Besides hordes of zombie animals taking over the South, a brutal hurricane is brewing in Louisiana which proves to be another problem for the remaining survivors. The two threats create an extremely adrenaline inducing situation for characters and readers.
Moving into issue four, the teens and Obama end up in a search to find shelter from the storm when they run into a very suspiciously neo-confederate, backwoods man who ends up taking them into his home. Awkwardness and suspicion ensue as the reader cannot be too sure of the stranger who takes them in, as his house is literally coated with weapons.
Some political drama takes place as well in the interaction between Obama and the stranger. The cliffhanger for this issue isn’t whether the threat of the animal zombies will attack the group but rather if the human being will be the next big threat.

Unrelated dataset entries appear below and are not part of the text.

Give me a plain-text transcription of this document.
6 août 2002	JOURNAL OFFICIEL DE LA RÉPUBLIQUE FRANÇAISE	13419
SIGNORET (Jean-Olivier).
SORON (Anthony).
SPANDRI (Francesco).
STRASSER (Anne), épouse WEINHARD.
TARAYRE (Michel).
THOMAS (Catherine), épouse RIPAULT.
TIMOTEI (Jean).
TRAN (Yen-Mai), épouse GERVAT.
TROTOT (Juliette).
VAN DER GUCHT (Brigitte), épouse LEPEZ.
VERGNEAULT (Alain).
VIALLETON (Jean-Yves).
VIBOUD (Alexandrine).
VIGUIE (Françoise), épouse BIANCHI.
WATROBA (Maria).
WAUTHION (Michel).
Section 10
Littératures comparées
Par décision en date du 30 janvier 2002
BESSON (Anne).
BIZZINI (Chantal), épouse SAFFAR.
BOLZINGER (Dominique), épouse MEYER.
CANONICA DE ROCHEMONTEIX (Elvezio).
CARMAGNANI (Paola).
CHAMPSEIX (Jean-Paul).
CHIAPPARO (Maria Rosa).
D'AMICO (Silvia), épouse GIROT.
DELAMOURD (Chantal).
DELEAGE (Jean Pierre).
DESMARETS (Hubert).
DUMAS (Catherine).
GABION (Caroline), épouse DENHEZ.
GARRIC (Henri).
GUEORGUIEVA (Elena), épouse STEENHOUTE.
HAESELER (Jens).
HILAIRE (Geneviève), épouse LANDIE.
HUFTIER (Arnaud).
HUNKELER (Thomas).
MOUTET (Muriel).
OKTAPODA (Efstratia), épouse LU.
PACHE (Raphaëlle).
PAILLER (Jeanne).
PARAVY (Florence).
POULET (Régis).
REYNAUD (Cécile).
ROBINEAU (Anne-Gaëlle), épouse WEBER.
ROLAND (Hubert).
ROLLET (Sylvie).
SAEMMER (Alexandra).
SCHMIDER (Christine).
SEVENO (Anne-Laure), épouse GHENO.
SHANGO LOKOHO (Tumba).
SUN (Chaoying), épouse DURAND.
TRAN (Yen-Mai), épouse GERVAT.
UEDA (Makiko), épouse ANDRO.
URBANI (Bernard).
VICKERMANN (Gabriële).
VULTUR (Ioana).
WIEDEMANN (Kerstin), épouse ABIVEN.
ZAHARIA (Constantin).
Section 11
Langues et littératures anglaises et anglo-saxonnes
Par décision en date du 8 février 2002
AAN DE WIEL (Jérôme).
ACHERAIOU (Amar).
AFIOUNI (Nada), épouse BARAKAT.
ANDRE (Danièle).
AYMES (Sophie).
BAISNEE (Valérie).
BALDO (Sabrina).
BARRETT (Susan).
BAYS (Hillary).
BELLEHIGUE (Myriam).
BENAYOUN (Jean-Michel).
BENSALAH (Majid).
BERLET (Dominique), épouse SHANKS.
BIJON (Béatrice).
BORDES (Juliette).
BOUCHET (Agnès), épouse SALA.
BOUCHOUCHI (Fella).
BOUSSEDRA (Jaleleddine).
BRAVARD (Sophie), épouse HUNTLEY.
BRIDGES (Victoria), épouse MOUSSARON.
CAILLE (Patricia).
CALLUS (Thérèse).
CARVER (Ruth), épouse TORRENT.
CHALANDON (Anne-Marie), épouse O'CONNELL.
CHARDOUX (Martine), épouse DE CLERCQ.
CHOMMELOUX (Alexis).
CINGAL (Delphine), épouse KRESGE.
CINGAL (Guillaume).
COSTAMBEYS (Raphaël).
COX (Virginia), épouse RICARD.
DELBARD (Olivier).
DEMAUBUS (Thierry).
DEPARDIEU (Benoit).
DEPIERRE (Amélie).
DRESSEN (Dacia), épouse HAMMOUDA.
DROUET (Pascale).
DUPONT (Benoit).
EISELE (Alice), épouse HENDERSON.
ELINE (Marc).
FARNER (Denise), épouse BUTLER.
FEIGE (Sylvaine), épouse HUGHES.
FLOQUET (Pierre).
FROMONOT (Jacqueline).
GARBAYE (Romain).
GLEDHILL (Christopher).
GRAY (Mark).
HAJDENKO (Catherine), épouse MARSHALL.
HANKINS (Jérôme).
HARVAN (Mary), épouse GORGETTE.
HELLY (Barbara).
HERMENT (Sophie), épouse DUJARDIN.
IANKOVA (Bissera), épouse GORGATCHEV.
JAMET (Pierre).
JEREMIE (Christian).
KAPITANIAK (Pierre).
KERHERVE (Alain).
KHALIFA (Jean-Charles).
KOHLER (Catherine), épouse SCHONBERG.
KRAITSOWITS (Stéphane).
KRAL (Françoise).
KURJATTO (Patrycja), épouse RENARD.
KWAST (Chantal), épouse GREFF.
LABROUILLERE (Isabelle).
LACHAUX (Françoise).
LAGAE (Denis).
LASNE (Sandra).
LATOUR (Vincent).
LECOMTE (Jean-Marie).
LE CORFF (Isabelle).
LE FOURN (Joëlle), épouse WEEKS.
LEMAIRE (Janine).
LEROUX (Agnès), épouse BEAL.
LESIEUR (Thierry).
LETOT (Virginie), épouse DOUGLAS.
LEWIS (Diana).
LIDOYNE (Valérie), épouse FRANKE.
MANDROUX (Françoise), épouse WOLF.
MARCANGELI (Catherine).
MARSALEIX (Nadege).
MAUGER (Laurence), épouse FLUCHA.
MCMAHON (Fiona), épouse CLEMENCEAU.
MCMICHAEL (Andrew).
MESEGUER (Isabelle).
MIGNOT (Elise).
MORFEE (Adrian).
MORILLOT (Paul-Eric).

In issue five, the survivors are all locked inside the stranger’s house when hordes upon hordes of zombie creatures start to move in. Putting all political and social differences aside, everyone pulls out a weapon in preparation for the inevitable attack by the zombies.
First a hungry pack of disgusting looking wolf-zombies begin to smash through the windows, only to meet their demise by the survivors’ bullets and axes. Then some terrifying stags attempt to infiltrate the house.

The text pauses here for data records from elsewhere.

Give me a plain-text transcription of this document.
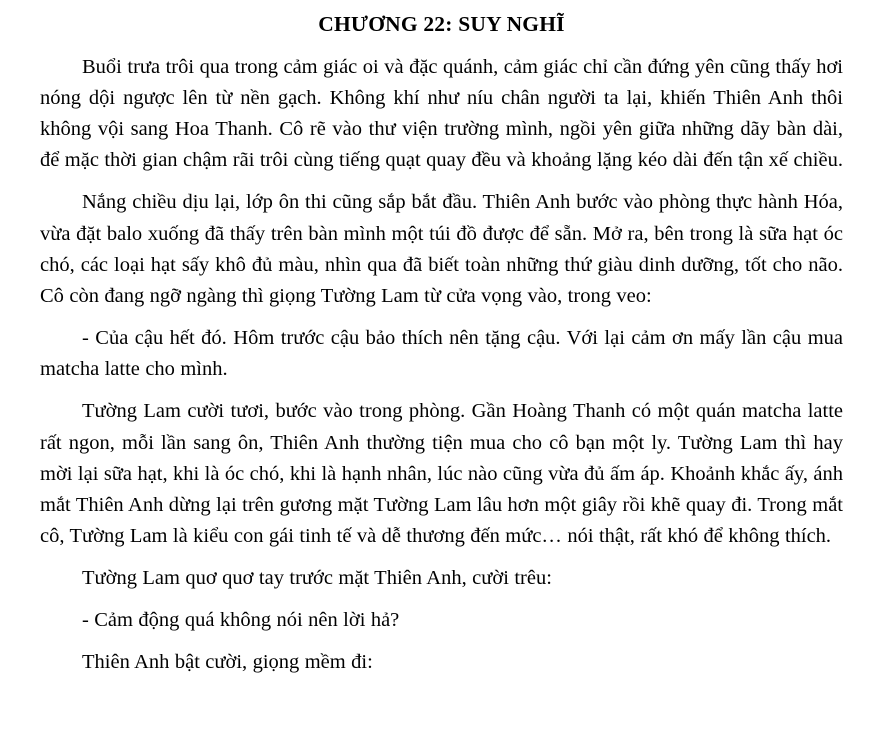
CHƯƠNG 22: SUY NGHĨ

Buổi trưa trôi qua trong cảm giác oi và đặc quánh, cảm giác chỉ cần đứng yên cũng thấy hơi nóng dội ngược lên từ nền gạch. Không khí như níu chân người ta lại, khiến Thiên Anh thôi không vội sang Hoa Thanh. Cô rẽ vào thư viện trường mình, ngồi yên giữa những dãy bàn dài, để mặc thời gian chậm rãi trôi cùng tiếng quạt quay đều và khoảng lặng kéo dài đến tận xế chiều.

Nắng chiều dịu lại, lớp ôn thi cũng sắp bắt đầu. Thiên Anh bước vào phòng thực hành Hóa, vừa đặt balo xuống đã thấy trên bàn mình một túi đồ được để sẵn. Mở ra, bên trong là sữa hạt óc chó, các loại hạt sấy khô đủ màu, nhìn qua đã biết toàn những thứ giàu dinh dưỡng, tốt cho não. Cô còn đang ngỡ ngàng thì giọng Tường Lam từ cửa vọng vào, trong veo:

- Của cậu hết đó. Hôm trước cậu bảo thích nên tặng cậu. Với lại cảm ơn mấy lần cậu mua matcha latte cho mình.

Tường Lam cười tươi, bước vào trong phòng. Gần Hoàng Thanh có một quán matcha latte rất ngon, mỗi lần sang ôn, Thiên Anh thường tiện mua cho cô bạn một ly. Tường Lam thì hay mời lại sữa hạt, khi là óc chó, khi là hạnh nhân, lúc nào cũng vừa đủ ấm áp. Khoảnh khắc ấy, ánh mắt Thiên Anh dừng lại trên gương mặt Tường Lam lâu hơn một giây rồi khẽ quay đi. Trong mắt cô, Tường Lam là kiểu con gái tinh tế và dễ thương đến mức… nói thật, rất khó để không thích.

Tường Lam quơ quơ tay trước mặt Thiên Anh, cười trêu:

- Cảm động quá không nói nên lời hả?

Thiên Anh bật cười, giọng mềm đi:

A rescue team on helicopter arrives with army men trying to rescue the president, but their plan quickly falters when a pack of menacing undead bears attacks them and they all die violently. The survivors manage somehow to get to the helicopters, get away and then decide to head to a nearby Air Force base.
Issue six, the last installment of “The Other Dead,” was short yet exciting. Instead of landing at an Air Force base, the survivors end up landing in an animal preserve where safari animals are the terrifying monsters in this issue.
After the helicopter crashes into the preserve, the survivors fight their way through stampedes of rhinos and zebras that are infected by the zombie disease. The group hops in a jeep and makes its way to shelter (very reminiscent to a scene right out of a “Jurassic Park” movie), and waits for rescue.
Right before the issue ends, one last battle between the rescue team and the wild animals takes place, which includes bloody yet artistic images of gunshots, blow torches and decapitations. It’s definitely survival of the fittest.
The issue overall has a happier ending than one would think as most of the survivors make it in the end. The best part is the epilogue at the end, where the writers and creators hint at a new series coming soon, which was very satisfying to see.
Overall, “The Other Dead” is an original piece of work that takes the themes of violence and survival and turns it into page turning, action-packed adventure for the reader.
With incredible artwork by Mui and coloring by Blond, the issues are great for more than just their storyline. Be on the lookout for “The Other Dead 2: Epidemic,” coming this fall, when Ortega and Mesch deliver yet another great read.